I was just made aware today, through an email list I belong to, of a recent sparring incident resulting in dire consequences. It brings home a strong reminder that severe accidents with bladed weapons, either real, wooden, or blunted, can happen easily and often times they can be as close as the next wrong parry. Some of you may have already heard, or read of this incident. Even so, I think this is important enough to highlight once again for all of us that enjoy what we do and wish to continue doing it for a long time to come.
If the original author is a forum member here, please forgive me if I am misquoting you.
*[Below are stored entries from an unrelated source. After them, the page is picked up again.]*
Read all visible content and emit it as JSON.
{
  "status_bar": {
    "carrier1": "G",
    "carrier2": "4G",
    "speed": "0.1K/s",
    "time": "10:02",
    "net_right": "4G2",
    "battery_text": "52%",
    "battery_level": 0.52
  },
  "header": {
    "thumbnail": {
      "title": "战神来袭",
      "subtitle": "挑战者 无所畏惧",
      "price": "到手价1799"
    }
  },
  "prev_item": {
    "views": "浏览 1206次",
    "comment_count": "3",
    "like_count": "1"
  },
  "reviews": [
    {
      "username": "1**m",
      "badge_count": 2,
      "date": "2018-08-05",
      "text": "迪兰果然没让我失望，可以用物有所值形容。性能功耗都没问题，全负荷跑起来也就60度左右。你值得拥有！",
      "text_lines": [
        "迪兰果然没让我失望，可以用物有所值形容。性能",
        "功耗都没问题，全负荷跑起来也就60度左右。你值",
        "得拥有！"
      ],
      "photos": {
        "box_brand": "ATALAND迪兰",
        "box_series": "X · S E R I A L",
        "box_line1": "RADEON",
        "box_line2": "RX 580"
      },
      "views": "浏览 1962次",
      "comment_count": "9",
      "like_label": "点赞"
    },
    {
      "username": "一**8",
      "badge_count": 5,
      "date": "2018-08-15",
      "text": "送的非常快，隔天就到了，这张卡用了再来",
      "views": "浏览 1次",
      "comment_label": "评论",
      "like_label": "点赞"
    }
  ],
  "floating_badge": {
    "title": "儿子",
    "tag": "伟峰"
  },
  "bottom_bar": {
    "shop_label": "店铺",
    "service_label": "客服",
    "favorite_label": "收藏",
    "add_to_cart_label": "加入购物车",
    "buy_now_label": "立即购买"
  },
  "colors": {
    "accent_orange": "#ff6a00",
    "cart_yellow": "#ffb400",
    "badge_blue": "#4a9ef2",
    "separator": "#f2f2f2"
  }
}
I only wish to reprint part of it here to further what I perceive as your original intent, to help prevent this from happening to someone else.
"In the course of a free-form drill involving dagger wasters, I, who, like all present, should have been wearing a mask, got said waster thrust just below my right eye. It lacerated the eyeball and shattered the lens. I was rushed to a hospital, then transferred to one of the best eye clinics in the country (U of Illinois.) I had surgery the next morning to repair the primary damage. This surgery was, upon follow-up examination, deemed a success. The gash is stitched up, the lens fragments removed (this is my eye lens we're talking about not eyeglasses . Now I'm up and about, doing laundry, getting groceries, all the fun stuff...... ...........They're not committing to a prognosis. It could go several ways, depending on how I heal in the next week or two."
Many of us have had close calls over the years. Most of mine have not occurred during free play or intense sparring. Often times it is when going slow just working on techniques and drills. That is when I dropped my guard on safety awareness, when my perception was not one of any danger. Lets try to assume the worst, use common sense and be prepared for the unseen.